Qu’est-ce qu’un créoliste?

Hugues Saint-Fort

Le mot «créoliste» (kreyolis, en créole) est de plus en plus employé dans la communauté linguistique haïtienne et particulièrement sur les réseaux sociaux et sur les forums haïtiens de discussion, avec une intensité et une fréquence toute nouvelles. On découvre des créolistes partout, presque tout le monde se déclare créoliste, il y en a même un (mais celui-là, ça ne m’étonne pas du tout de lui!) qui s’est déclaré expert en créole haïtien. Comment peut-on se vanter d’être un expert en créole haïtien  uniquement sur la base de son état de locuteur natif?
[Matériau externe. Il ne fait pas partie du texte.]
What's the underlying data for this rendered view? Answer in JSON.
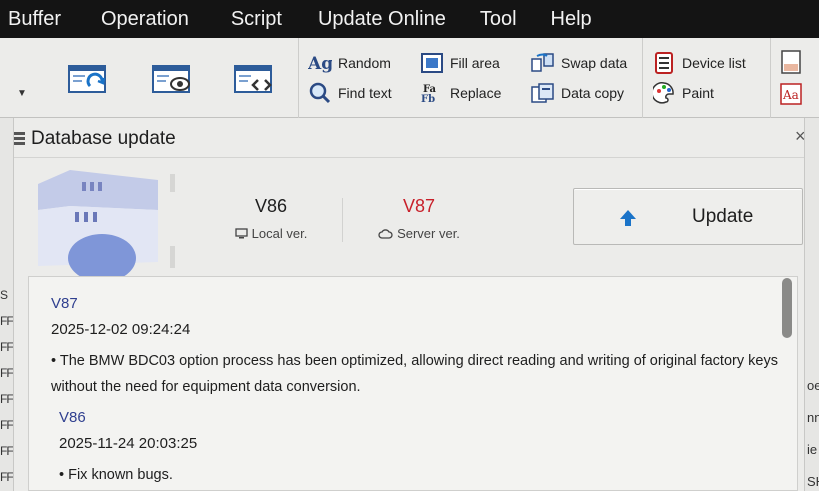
{
  "menubar": {
    "items": [
      "Buffer",
      "Operation",
      "Script",
      "Update Online",
      "Tool",
      "Help"
    ]
  },
  "ribbon": {
    "dropdown_icon": "chevron-down-icon",
    "big_icons": [
      "window-refresh-icon",
      "window-view-icon",
      "window-code-icon"
    ],
    "tools": [
      {
        "label": "Random",
        "icon": "ag-random-icon"
      },
      {
        "label": "Find text",
        "icon": "magnifier-icon"
      },
      {
        "label": "Fill area",
        "icon": "fill-area-icon"
      },
      {
        "label": "Replace",
        "icon": "replace-icon"
      },
      {
        "label": "Swap data",
        "icon": "swap-icon"
      },
      {
        "label": "Data copy",
        "icon": "data-copy-icon"
      },
      {
        "label": "Device list",
        "icon": "device-list-icon"
      },
      {
        "label": "Paint",
        "icon": "palette-icon"
      }
    ]
  },
  "dialog": {
    "title": "Database update",
    "close_label": "×",
    "local": {
      "version": "V86",
      "label": "Local ver."
    },
    "server": {
      "version": "V87",
      "label": "Server ver.",
      "color": "#c8202a"
    },
    "update_button": "Update",
    "notes": [
      {
        "version": "V87",
        "date": "2025-12-02 09:24:24",
        "text": "• The BMW BDC03 option process has been optimized, allowing direct reading and writing of original factory keys without the need for equipment data conversion."
      },
      {
        "version": "V86",
        "date": "2025-11-24 20:03:25",
        "text": "• Fix known bugs."
      }
    ]
  },
  "side_fragments": {
    "left": [
      "S",
      "FF",
      "FF",
      "FF",
      "FF",
      "FF",
      "FF",
      "FF"
    ],
    "right": [
      "oe",
      "nn",
      "ie",
      "SH"
    ]
  },
  "colors": {
    "menubar": "#141414",
    "accent_blue": "#1a73c8",
    "server_version_red": "#c8202a",
    "note_version_blue": "#2f3f8f"
  }
}
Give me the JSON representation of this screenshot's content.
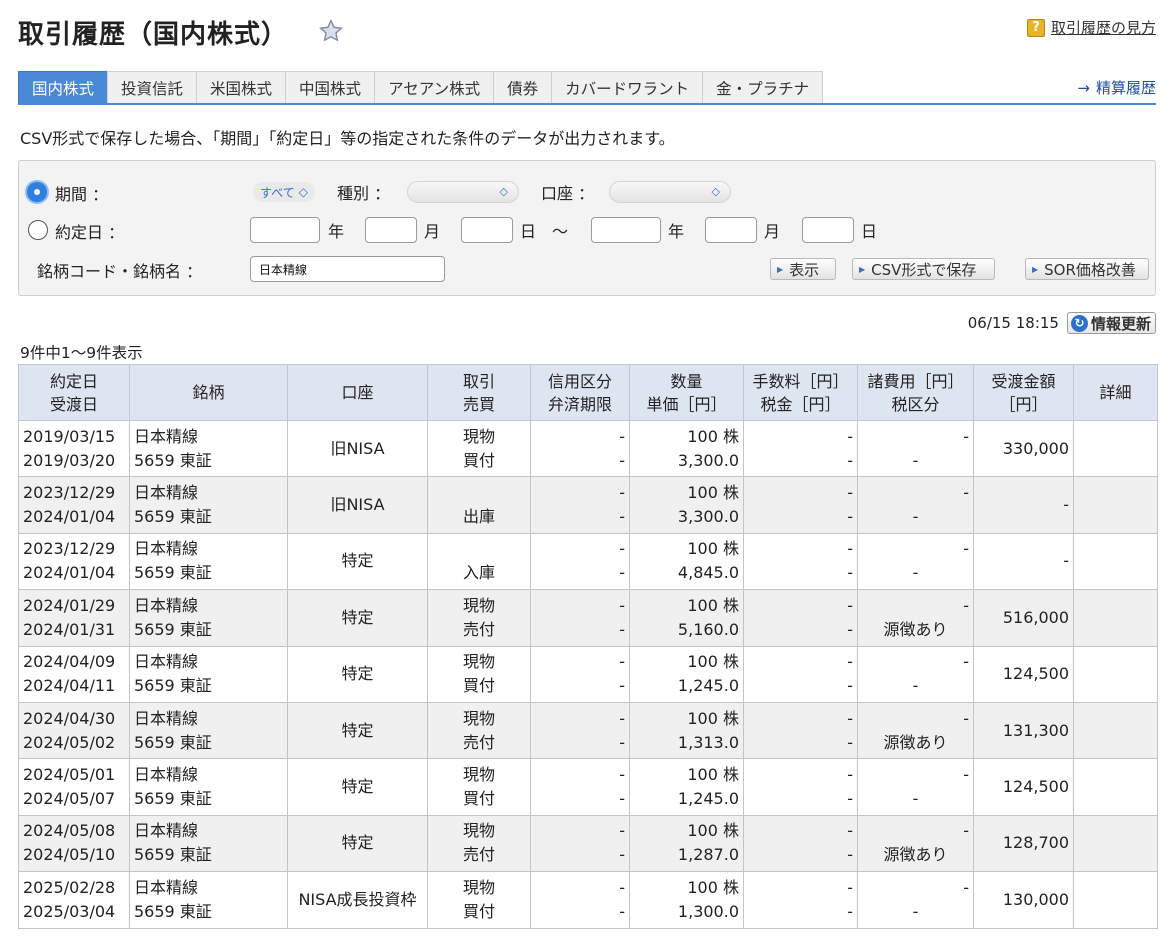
{
  "page": {
    "title": "取引履歴（国内株式）",
    "help_link": "取引履歴の見方",
    "settle_link": "精算履歴",
    "note": "CSV形式で保存した場合、「期間」「約定日」等の指定された条件のデータが出力されます。"
  },
  "tabs": [
    "国内株式",
    "投資信託",
    "米国株式",
    "中国株式",
    "アセアン株式",
    "債券",
    "カバードワラント",
    "金・プラチナ"
  ],
  "filter": {
    "period_label": "期間 ：",
    "period_value": "すべて",
    "type_label": "種別 ：",
    "account_label": "口座 ：",
    "date_label": "約定日 ：",
    "year": "年",
    "month": "月",
    "day": "日",
    "tilde": "〜",
    "stock_label": "銘柄コード・銘柄名 ：",
    "stock_value": "日本精線",
    "btn_show": "表示",
    "btn_csv": "CSV形式で保存",
    "btn_sor": "SOR価格改善"
  },
  "status": {
    "timestamp": "06/15 18:15",
    "refresh_label": "情報更新",
    "count": "9件中1〜9件表示"
  },
  "table": {
    "headers": [
      [
        "約定日",
        "受渡日"
      ],
      [
        "銘柄"
      ],
      [
        "口座"
      ],
      [
        "取引",
        "売買"
      ],
      [
        "信用区分",
        "弁済期限"
      ],
      [
        "数量",
        "単価［円］"
      ],
      [
        "手数料［円］",
        "税金［円］"
      ],
      [
        "諸費用［円］",
        "税区分"
      ],
      [
        "受渡金額",
        "［円］"
      ],
      [
        "詳細"
      ]
    ],
    "rows": [
      {
        "d1": "2019/03/15",
        "d2": "2019/03/20",
        "n1": "日本精線",
        "n2": "5659 東証",
        "acct": "旧NISA",
        "t1": "現物",
        "t2": "買付",
        "c1": "-",
        "c2": "-",
        "q": "100 株",
        "p": "3,300.0",
        "f1": "-",
        "f2": "-",
        "e1": "-",
        "e2": "-",
        "amt": "330,000"
      },
      {
        "d1": "2023/12/29",
        "d2": "2024/01/04",
        "n1": "日本精線",
        "n2": "5659 東証",
        "acct": "旧NISA",
        "t1": "",
        "t2": "出庫",
        "c1": "-",
        "c2": "-",
        "q": "100 株",
        "p": "3,300.0",
        "f1": "-",
        "f2": "-",
        "e1": "-",
        "e2": "-",
        "amt": "-"
      },
      {
        "d1": "2023/12/29",
        "d2": "2024/01/04",
        "n1": "日本精線",
        "n2": "5659 東証",
        "acct": "特定",
        "t1": "",
        "t2": "入庫",
        "c1": "-",
        "c2": "-",
        "q": "100 株",
        "p": "4,845.0",
        "f1": "-",
        "f2": "-",
        "e1": "-",
        "e2": "-",
        "amt": "-"
      },
      {
        "d1": "2024/01/29",
        "d2": "2024/01/31",
        "n1": "日本精線",
        "n2": "5659 東証",
        "acct": "特定",
        "t1": "現物",
        "t2": "売付",
        "c1": "-",
        "c2": "-",
        "q": "100 株",
        "p": "5,160.0",
        "f1": "-",
        "f2": "-",
        "e1": "-",
        "e2": "源徴あり",
        "amt": "516,000"
      },
      {
        "d1": "2024/04/09",
        "d2": "2024/04/11",
        "n1": "日本精線",
        "n2": "5659 東証",
        "acct": "特定",
        "t1": "現物",
        "t2": "買付",
        "c1": "-",
        "c2": "-",
        "q": "100 株",
        "p": "1,245.0",
        "f1": "-",
        "f2": "-",
        "e1": "-",
        "e2": "-",
        "amt": "124,500"
      },
      {
        "d1": "2024/04/30",
        "d2": "2024/05/02",
        "n1": "日本精線",
        "n2": "5659 東証",
        "acct": "特定",
        "t1": "現物",
        "t2": "売付",
        "c1": "-",
        "c2": "-",
        "q": "100 株",
        "p": "1,313.0",
        "f1": "-",
        "f2": "-",
        "e1": "-",
        "e2": "源徴あり",
        "amt": "131,300"
      },
      {
        "d1": "2024/05/01",
        "d2": "2024/05/07",
        "n1": "日本精線",
        "n2": "5659 東証",
        "acct": "特定",
        "t1": "現物",
        "t2": "買付",
        "c1": "-",
        "c2": "-",
        "q": "100 株",
        "p": "1,245.0",
        "f1": "-",
        "f2": "-",
        "e1": "-",
        "e2": "-",
        "amt": "124,500"
      },
      {
        "d1": "2024/05/08",
        "d2": "2024/05/10",
        "n1": "日本精線",
        "n2": "5659 東証",
        "acct": "特定",
        "t1": "現物",
        "t2": "売付",
        "c1": "-",
        "c2": "-",
        "q": "100 株",
        "p": "1,287.0",
        "f1": "-",
        "f2": "-",
        "e1": "-",
        "e2": "源徴あり",
        "amt": "128,700"
      },
      {
        "d1": "2025/02/28",
        "d2": "2025/03/04",
        "n1": "日本精線",
        "n2": "5659 東証",
        "acct": "NISA成長投資枠",
        "t1": "現物",
        "t2": "買付",
        "c1": "-",
        "c2": "-",
        "q": "100 株",
        "p": "1,300.0",
        "f1": "-",
        "f2": "-",
        "e1": "-",
        "e2": "-",
        "amt": "130,000"
      }
    ]
  },
  "colors": {
    "accent": "#4a88d8",
    "header_bg": "#dde6f0",
    "alt_row": "#f0f0f0"
  }
}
Nul locuteur natif du français ou de l’anglais ou du chinois ou du wolof ne peut se présenter en tant qu’expert de ces langues et je doute qu’il le fera, à moins d’être de la même «race» que le compatriote qui l’a fait. Personne, même le locuteur natif, n’a une connaissance totale de sa langue maternelle. Il y aura toujours des pans de la langue qui demeureront plus ou moins méconnus, plus ou moins mal explorés.  Dans la célèbre distinction mise en avant par le linguiste américain Noam Chomsky entre «competence», c’est-à-dire  le savoir des locuteurs sur la langue, et «performance», c’est-à-dire la production réelle des locuteurs qui peut comporter des erreurs, des hésitations, de faux débuts, des passages à des productions dialectales, les locuteurs se révèlent nus dans leur connaissance de la langue.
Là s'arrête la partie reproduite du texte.